# 009. Graphing Inequalities

#### For real numbers $a$, $b$, and $c$ such that $0.9 \leq a \leq 1.1$, $2.7 \leq b \leq 3.3$, and $4.5 \leq c \leq 5.4$, show the range of a point $P(u, v)$ moving where $u = b/a$ and $v = c/a$.

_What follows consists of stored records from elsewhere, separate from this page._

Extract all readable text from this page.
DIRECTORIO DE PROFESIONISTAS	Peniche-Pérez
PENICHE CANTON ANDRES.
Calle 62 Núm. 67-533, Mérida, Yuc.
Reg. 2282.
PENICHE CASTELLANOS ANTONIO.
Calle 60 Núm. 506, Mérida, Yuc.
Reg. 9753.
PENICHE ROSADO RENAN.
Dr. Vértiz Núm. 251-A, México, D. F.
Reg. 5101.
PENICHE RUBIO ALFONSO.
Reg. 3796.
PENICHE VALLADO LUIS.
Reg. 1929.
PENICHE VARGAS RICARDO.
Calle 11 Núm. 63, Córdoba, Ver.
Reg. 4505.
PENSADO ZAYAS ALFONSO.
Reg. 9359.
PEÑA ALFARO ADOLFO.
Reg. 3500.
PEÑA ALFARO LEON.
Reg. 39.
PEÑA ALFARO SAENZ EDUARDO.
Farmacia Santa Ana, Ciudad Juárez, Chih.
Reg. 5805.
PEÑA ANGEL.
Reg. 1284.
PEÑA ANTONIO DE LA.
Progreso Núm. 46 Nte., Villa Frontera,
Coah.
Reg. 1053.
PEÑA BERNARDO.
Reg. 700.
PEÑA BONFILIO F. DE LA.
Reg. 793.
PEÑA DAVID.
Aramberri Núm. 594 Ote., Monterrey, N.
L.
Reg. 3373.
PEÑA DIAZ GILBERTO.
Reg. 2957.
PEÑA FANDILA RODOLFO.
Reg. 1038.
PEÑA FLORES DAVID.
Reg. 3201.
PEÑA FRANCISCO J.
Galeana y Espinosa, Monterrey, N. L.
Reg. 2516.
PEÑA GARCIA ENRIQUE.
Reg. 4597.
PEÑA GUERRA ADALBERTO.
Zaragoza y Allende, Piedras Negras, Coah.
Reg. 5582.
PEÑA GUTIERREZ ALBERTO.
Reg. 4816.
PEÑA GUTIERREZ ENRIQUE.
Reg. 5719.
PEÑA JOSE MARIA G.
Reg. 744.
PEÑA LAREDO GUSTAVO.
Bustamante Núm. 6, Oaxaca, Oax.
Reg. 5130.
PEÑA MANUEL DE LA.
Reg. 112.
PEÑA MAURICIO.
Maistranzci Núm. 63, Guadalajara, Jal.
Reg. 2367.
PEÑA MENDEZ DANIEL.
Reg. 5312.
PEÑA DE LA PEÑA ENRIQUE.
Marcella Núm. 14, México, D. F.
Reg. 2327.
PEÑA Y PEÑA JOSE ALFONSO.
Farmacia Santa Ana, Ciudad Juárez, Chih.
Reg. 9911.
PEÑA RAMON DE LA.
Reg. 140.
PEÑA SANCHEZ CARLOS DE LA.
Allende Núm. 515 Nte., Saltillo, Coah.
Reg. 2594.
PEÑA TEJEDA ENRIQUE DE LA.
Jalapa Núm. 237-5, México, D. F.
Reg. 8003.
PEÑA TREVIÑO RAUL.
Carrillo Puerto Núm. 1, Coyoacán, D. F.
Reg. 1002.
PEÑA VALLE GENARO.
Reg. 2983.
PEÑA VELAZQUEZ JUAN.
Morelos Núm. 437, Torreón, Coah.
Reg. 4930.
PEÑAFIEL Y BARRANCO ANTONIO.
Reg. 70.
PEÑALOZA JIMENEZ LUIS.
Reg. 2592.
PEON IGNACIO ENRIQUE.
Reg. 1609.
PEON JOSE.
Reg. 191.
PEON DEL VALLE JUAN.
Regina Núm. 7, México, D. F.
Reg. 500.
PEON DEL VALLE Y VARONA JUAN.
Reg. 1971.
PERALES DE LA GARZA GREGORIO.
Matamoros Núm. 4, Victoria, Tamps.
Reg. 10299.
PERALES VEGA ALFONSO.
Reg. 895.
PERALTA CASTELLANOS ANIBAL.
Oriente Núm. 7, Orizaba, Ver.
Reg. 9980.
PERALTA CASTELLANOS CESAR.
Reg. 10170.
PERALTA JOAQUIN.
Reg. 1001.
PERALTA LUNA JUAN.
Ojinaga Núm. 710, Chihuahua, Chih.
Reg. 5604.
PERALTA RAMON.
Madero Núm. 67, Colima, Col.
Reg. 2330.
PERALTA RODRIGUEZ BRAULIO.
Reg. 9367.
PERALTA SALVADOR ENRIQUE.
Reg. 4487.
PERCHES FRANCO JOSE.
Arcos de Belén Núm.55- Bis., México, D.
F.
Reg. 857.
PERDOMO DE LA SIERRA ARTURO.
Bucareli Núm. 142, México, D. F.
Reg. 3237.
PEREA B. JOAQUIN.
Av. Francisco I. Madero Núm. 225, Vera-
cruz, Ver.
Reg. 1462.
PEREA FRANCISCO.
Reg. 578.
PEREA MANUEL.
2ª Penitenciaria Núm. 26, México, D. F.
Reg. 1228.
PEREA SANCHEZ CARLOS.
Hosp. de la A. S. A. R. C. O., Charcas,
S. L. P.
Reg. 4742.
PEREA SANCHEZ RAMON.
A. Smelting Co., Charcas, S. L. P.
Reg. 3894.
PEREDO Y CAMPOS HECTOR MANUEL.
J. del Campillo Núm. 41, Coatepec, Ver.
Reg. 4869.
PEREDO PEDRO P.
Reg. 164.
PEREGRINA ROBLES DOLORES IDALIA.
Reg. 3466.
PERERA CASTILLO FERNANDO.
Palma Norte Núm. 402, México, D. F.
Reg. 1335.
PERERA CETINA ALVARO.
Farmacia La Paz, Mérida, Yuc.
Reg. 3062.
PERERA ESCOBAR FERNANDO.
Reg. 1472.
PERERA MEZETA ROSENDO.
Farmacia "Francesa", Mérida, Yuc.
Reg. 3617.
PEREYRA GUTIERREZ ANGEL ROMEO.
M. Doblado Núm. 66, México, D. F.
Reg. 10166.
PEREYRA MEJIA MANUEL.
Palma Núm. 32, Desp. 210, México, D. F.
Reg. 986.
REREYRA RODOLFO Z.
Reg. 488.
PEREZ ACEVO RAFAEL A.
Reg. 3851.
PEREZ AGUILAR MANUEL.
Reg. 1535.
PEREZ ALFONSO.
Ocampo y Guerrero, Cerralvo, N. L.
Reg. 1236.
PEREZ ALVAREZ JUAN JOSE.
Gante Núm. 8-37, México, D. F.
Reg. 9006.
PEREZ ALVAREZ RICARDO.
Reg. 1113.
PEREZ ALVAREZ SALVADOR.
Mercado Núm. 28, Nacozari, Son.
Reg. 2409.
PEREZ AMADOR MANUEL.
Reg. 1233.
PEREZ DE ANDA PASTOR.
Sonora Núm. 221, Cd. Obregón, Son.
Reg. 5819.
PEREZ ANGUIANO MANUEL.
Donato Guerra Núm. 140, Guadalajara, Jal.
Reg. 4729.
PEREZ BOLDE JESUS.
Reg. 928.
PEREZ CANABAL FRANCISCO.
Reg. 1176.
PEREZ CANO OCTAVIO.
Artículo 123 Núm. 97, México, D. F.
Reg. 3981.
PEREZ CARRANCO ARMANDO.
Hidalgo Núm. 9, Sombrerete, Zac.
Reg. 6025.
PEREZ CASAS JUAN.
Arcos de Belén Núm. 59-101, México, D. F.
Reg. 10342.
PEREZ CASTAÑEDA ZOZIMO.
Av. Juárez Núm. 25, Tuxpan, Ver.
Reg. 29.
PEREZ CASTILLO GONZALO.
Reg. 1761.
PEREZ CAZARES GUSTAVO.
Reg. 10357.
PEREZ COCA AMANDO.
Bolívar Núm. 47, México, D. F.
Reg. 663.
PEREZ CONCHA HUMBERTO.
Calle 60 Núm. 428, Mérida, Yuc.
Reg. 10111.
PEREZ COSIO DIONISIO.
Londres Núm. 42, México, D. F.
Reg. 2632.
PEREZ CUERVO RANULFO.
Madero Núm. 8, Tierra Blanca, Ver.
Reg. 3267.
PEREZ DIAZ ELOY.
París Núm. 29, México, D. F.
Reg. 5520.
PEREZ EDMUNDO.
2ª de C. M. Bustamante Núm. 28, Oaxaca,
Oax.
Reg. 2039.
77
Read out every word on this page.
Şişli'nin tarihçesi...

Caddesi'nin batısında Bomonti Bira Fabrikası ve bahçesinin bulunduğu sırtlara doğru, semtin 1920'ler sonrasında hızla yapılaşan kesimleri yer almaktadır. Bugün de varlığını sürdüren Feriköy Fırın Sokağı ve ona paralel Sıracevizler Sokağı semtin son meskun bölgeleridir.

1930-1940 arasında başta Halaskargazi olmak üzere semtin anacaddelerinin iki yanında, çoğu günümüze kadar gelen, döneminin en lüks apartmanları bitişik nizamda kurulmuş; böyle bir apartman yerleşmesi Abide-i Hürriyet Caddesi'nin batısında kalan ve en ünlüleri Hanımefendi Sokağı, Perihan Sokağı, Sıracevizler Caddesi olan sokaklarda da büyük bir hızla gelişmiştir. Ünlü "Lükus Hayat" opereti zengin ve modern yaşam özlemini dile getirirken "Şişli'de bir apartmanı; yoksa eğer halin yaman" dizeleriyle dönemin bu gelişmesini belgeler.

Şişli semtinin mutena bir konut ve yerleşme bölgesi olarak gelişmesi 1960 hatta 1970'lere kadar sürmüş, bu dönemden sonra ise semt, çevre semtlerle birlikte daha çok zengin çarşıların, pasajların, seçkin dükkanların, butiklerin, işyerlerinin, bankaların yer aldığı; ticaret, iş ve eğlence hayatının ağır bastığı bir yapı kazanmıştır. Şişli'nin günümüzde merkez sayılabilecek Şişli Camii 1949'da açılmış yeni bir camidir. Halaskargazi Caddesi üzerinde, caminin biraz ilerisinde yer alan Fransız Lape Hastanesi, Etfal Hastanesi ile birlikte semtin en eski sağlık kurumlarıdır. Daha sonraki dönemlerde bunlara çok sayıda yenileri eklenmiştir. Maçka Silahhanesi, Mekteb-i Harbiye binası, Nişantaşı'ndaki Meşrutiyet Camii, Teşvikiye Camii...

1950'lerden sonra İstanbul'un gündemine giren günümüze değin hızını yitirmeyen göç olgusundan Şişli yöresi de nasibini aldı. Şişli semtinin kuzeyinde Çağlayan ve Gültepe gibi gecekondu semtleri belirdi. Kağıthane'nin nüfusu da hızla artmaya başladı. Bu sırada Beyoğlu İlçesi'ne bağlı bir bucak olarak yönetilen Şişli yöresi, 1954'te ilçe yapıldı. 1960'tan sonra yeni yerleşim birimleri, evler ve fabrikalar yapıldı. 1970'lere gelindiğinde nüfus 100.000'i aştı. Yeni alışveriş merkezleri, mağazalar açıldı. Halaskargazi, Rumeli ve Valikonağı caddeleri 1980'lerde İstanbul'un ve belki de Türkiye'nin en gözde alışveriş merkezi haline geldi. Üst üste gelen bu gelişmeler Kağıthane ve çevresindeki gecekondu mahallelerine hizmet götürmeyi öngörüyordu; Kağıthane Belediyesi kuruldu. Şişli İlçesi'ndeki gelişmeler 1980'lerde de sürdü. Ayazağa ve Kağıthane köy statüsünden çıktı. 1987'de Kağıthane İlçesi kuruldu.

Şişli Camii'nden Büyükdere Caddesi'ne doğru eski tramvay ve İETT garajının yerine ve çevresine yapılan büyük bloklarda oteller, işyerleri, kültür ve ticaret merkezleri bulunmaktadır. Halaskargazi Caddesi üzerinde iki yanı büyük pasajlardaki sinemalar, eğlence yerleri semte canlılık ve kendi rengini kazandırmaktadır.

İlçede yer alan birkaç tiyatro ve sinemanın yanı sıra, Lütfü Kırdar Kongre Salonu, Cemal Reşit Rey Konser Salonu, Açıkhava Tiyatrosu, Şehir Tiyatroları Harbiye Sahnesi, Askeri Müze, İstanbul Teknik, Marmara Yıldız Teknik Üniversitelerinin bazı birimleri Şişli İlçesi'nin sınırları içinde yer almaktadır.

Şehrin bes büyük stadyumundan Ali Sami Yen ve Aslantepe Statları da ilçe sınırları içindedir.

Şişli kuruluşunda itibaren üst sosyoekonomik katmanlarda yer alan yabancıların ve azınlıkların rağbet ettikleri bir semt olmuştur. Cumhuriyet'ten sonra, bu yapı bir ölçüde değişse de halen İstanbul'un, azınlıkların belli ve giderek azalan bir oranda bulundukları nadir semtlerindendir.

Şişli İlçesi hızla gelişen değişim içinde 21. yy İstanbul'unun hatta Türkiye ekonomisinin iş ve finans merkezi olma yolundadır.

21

It seems easy at first glance. \begin{aligned} \frac{10}{11} \leq \frac{1}{a} \leq \frac{10}{9} \implies \frac{27}{11} \leq \frac{b}{a} \leq \frac{11}{3}, \quad \frac{45}{11} \leq \frac{c}{a} \leq 6 \end{aligned}

However, be warned that the real range is not a rectangle region as the above result. Another condition must be considered as well. \begin{aligned} \frac{10}{33} \leq \frac{1}{b} \leq \frac{10}{27}, \quad \frac{v}{u} = \frac{c}{b} \implies \frac{15}{11} \leq \frac{v}{u} \leq 2 \end{aligned}

It provides the 2 additional equations of lines. Since $u$ is positive, \begin{aligned} \frac{15}{11}u \leq v \leq 2u \end{aligned}

Another point of view of this problem is scaling. $u$ and $v$ are scaled by $1/a$ and their original unscaled range can be considered as $2.7 \leq u \leq 3.3$ and $4.5 \leq v \leq 5.4$. In other words, the original rectangle region of $u$ and $v$ is scaled by the range of $1/a$ and the range of $P$ is where this region slides.